In ogni caso, la vicenda di Virginio Ferrari appare subito inscritta in un tale clima culturale, in una siffata tipologia di sensibilità. Il nostro artista non è un ricercatore di forme. Certo, la forma lo assedia e lo insegue di fusione in fusione, di ferro in ferro; ma appunto lo insegue e non viceversa. Per lui la forma è un "accidente", non una finalità. Vale a dire che se vi sono stati d'animo e intuizioni del pensiero che in nessun'altra maniera possono essere espressi, ebbene, che allora forma sia, senza aggiungere problema a problema. Ma resta fermo il fatto che essa si propone come pretesto o contingenza, senza perciò assumere il ruolo di protagonista.
Sarà dunque vero che il cuore pulsante dell'arte di Ferrari obbedisce alle ragioni dell'evento, ma nemmeno questo può essere detto una volta per tutte, secondo parametri di stretta ortodossia di linguaggio. L'evento s'inscrive nel tempo reale o, al limite, nella sua testimonianza indiretta. Non è del tutto così nel caso di Virginio Ferrari, che è invece più attento al sorgere dell'idea nello spazio e all'energia che scaturisce dalla dialettica in atto.
Parafrasando un celebre quadro di Giacomo Balla, per Virginio Ferrari davvero "sorge l'idea".
Questa intenzione di cogliere l'idea a livello d'insorgenza, d'inattesa e sorprendente epifania, accompagna tutta l'opera del nostro scultore. Una tale sensibilità lo conduce verso un terreno poetico in costante trasformazione, ma soprattutto gli permette di concepire l'opera come un'apparizione, capace di far vibrare la realtà in modo tale che la stessa sembra improvvisamente risucchiata in uno spazio d'inusitate epifanie.

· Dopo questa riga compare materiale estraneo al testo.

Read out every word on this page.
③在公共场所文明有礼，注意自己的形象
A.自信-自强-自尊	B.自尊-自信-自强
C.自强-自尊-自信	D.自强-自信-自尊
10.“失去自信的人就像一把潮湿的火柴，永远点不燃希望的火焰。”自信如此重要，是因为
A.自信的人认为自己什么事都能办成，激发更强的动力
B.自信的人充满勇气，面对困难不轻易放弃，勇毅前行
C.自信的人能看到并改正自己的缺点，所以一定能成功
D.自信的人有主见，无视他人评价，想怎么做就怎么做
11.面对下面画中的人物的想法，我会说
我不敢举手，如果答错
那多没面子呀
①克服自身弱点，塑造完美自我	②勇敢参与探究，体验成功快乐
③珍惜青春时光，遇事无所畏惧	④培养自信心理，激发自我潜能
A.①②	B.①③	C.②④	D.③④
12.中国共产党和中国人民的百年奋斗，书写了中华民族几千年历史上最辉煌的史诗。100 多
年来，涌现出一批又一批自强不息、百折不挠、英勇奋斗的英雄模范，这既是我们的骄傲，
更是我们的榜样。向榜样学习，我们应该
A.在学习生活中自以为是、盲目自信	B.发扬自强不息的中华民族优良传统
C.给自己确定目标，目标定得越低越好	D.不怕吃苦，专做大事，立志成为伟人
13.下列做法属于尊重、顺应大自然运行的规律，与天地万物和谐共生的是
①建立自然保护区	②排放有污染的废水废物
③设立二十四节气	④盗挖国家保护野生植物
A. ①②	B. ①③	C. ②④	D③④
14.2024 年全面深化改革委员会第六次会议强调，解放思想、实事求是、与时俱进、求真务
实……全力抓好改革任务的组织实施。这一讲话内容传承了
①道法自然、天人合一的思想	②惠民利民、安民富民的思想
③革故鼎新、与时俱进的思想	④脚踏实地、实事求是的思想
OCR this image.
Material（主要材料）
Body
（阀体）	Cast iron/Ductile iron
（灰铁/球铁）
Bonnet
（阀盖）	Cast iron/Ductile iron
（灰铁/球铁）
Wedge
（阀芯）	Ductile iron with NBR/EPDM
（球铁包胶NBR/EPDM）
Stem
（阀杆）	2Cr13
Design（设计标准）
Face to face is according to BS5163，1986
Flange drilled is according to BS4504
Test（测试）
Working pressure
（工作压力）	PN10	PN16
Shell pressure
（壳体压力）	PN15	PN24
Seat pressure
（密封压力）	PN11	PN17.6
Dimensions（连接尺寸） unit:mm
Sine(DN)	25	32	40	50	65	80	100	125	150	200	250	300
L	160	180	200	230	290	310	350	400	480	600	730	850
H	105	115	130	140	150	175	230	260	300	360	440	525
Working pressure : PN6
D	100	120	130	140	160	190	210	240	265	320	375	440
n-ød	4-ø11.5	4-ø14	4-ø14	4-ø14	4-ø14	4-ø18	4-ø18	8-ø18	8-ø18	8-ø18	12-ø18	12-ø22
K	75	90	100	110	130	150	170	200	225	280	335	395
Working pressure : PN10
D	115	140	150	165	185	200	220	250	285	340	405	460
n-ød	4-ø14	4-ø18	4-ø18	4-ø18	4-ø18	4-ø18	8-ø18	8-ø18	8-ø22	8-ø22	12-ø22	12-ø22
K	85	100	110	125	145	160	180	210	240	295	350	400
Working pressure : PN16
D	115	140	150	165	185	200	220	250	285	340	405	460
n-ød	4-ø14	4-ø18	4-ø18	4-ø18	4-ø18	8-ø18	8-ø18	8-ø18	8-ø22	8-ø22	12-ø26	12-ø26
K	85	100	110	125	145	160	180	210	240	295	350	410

Il principio dell'alba, del primo sguardo sul mondo, della sorpresa che spesso si accompagna all'ironia sono elementi che arricchiscono, di stagione in stagione, la maturità presto raggiunta dal linguaggio di Ferrari. Se a ciò si aggiunge una sorta di spaesamento di fondo, che sembra incrementare il gioco iperbolico del pensiero, allora la complessità dei parametri sottesi alla sua opera si dilenea e chiarisce in quell'allucinazione lirica che caratterizza il suo percorso creativo.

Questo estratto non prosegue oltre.